Learning Universal Multi-View Age Estimator Using Video Context
Zheng Song,Bingbing Ni,Dong Guo,Terence Sim,Shuicheng Yan
DOI: https://doi.org/10.1109/iccv.2011.6126248
2011-01-01
Abstract:Many existing techniques for analyzing face images assume that the faces are at nearly frontal. Generalizing to non-frontal faces is often difficult, due to a dearth of ground truth for non-frontal faces and also to the inherent challenges in handling pose variations. In this work, we investigate how to learn a universal multi-view age estimator by harnessing 1) unlabeled web videos, 2) a publicly available labeled frontal face corpus, and 3) zero or more non-frontal faces with age labels. First, a large diverse human-involved video corpus is collected from online video sharing website. Then, multi-view face detection and tracking are performed to build a large set of frontal-vs-profile face bundles, each of which is from the same tracking sequence, and thus exhibiting the same age.
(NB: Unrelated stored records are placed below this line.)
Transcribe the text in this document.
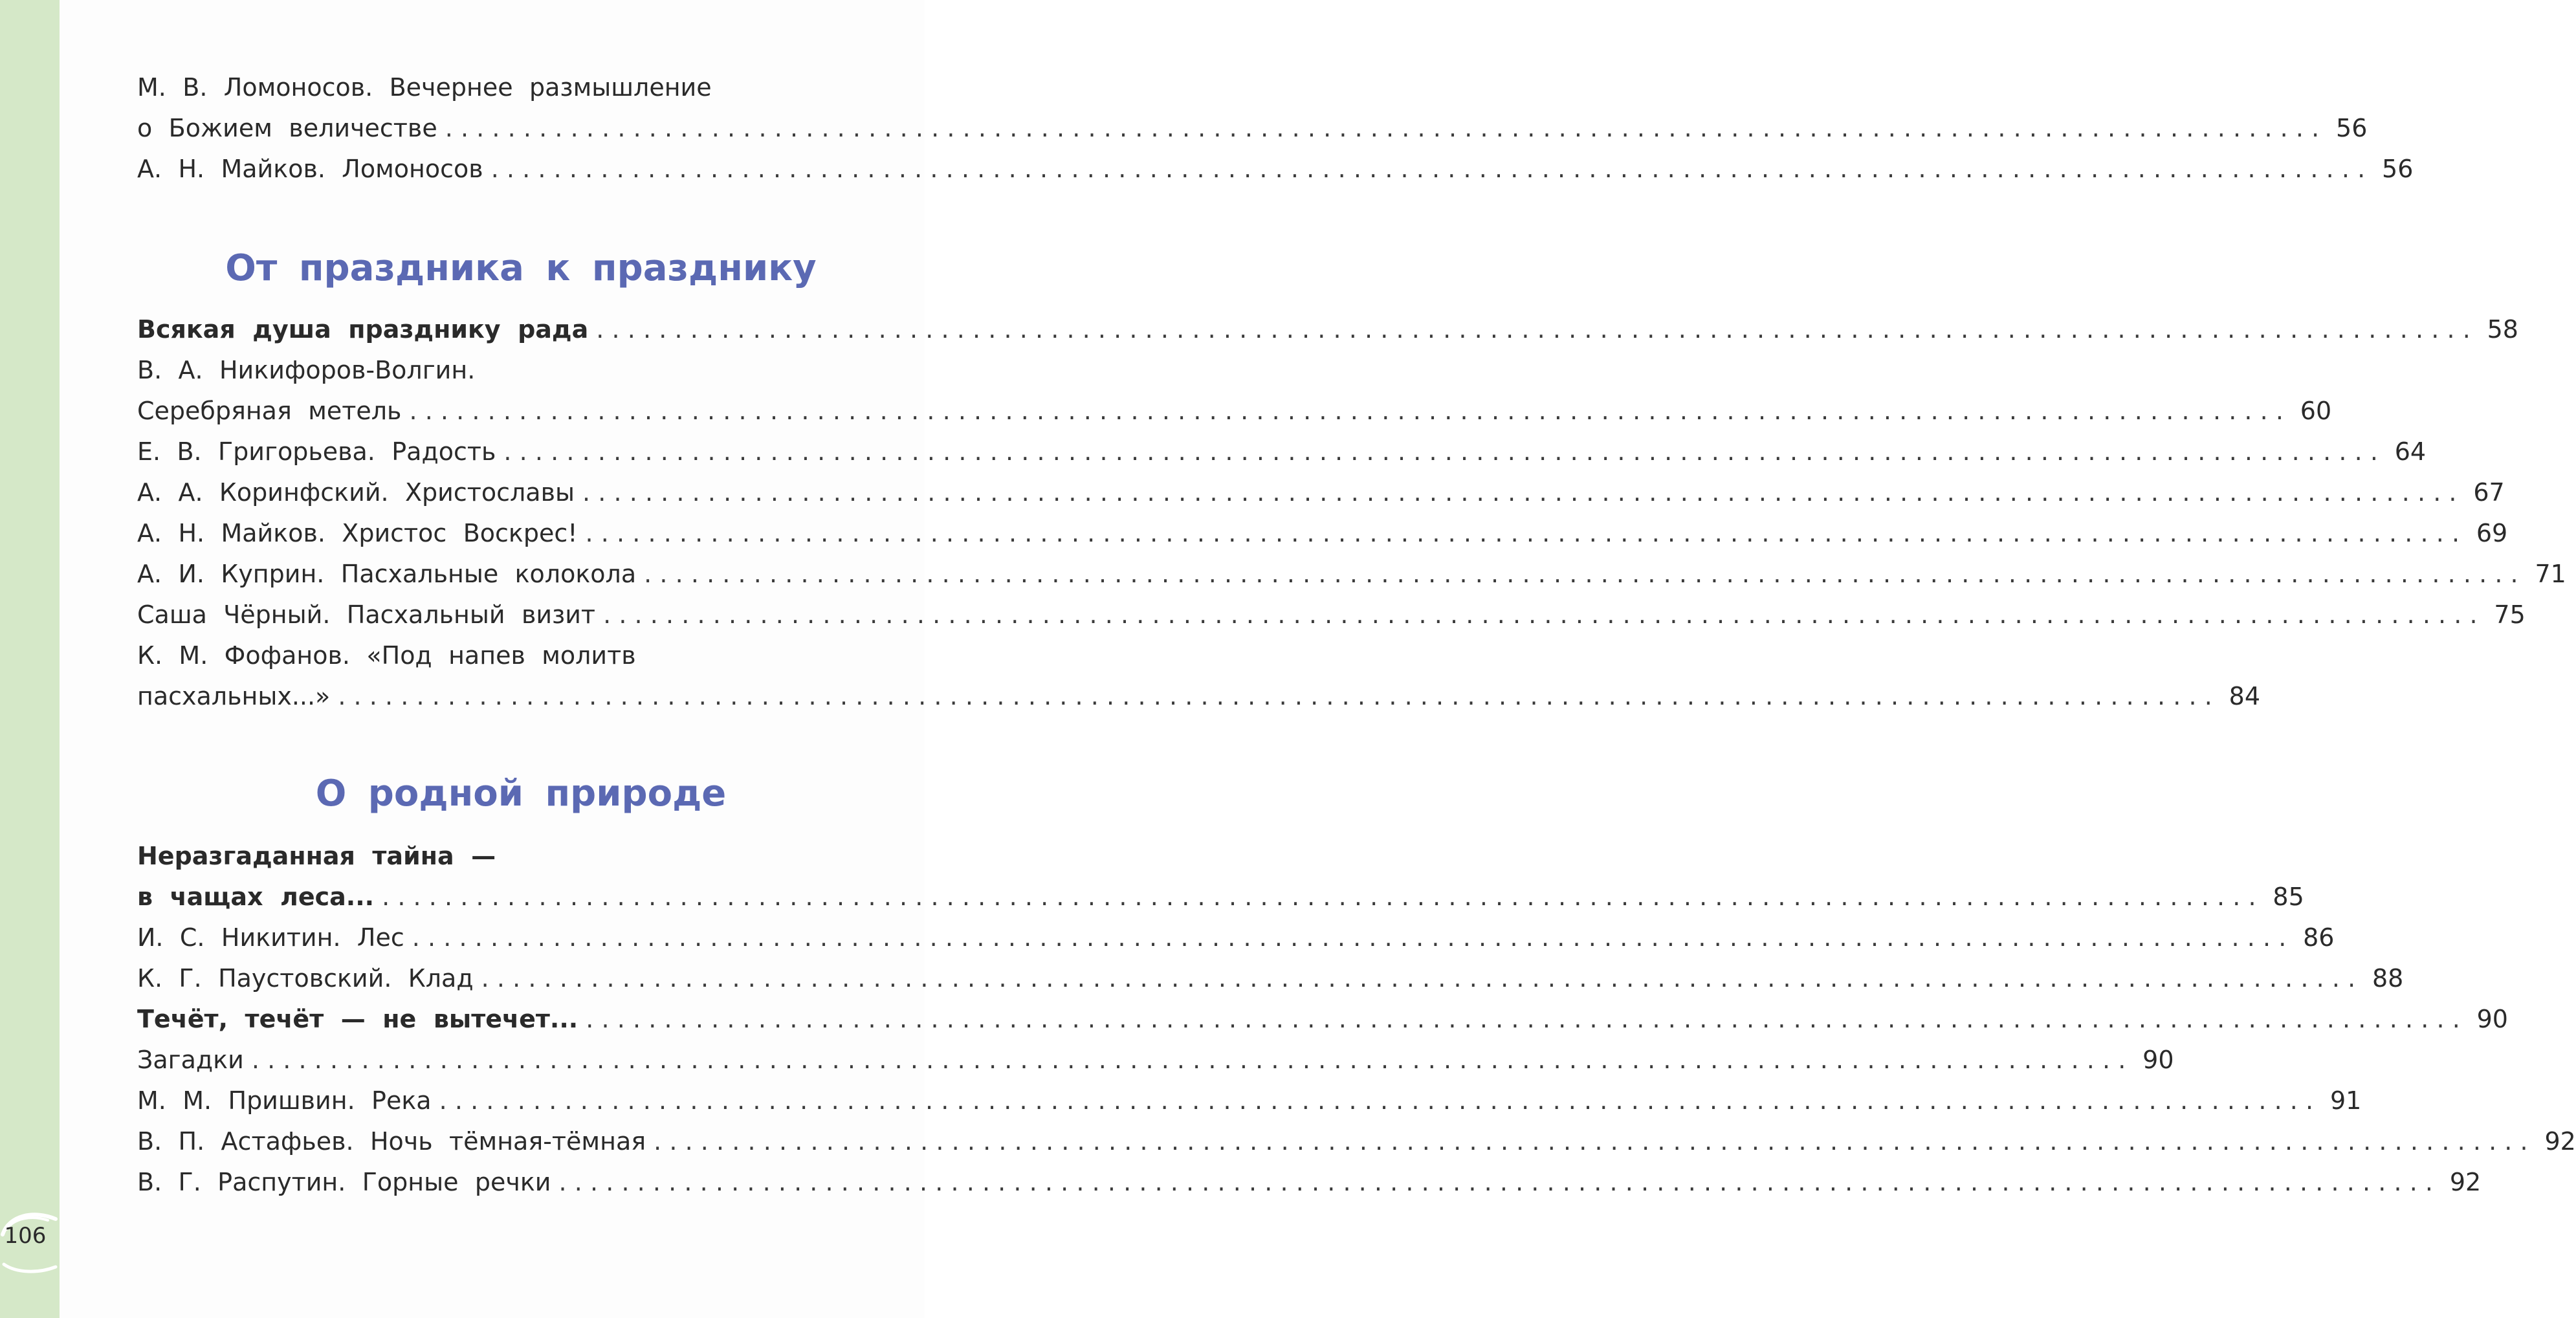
106
М. В. Ломоносов. Вечернее размышление
о Божием величестве ........................................................................................................................ 56
А. Н. Майков. Ломоносов ........................................................................................................................ 56
От праздника к празднику
Всякая душа празднику рада ........................................................................................................................ 58
В. А. Никифоров-Волгин.
Серебряная метель ........................................................................................................................ 60
Е. В. Григорьева. Радость ........................................................................................................................ 64
А. А. Коринфский. Христославы ........................................................................................................................ 67
А. Н. Майков. Христос Воскрес! ........................................................................................................................ 69
А. И. Куприн. Пасхальные колокола ........................................................................................................................ 71
Саша Чёрный. Пасхальный визит ........................................................................................................................ 75
К. М. Фофанов. «Под напев молитв
пасхальных...» ........................................................................................................................ 84
О родной природе
Неразгаданная тайна —
в чащах леса... ........................................................................................................................ 85
И. С. Никитин. Лес ........................................................................................................................ 86
К. Г. Паустовский. Клад ........................................................................................................................ 88
Течёт, течёт — не вытечет... ........................................................................................................................ 90
Загадки ........................................................................................................................ 90
М. М. Пришвин. Река ........................................................................................................................ 91
В. П. Астафьев. Ночь тёмная-тёмная ........................................................................................................................ 92
В. Г. Распутин. Горные речки ........................................................................................................................ 92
These unlabeled face bundles constitute the so-called video context, and the parametric multi-view age estimator is trained by 1) enforcing the face-to-age relation for the partially labeled faces, 2) imposing the consistency of the predicted ages for the non-frontal and frontal faces within each face bundle, and 3) mutually constraining the multi-view age models with the spatial correspondence priors derived from the face bundles. Our multi-view age estimator performs well on a realistic evaluation dataset that contains faces under varying poses, and whose ground truth age was manually annotated.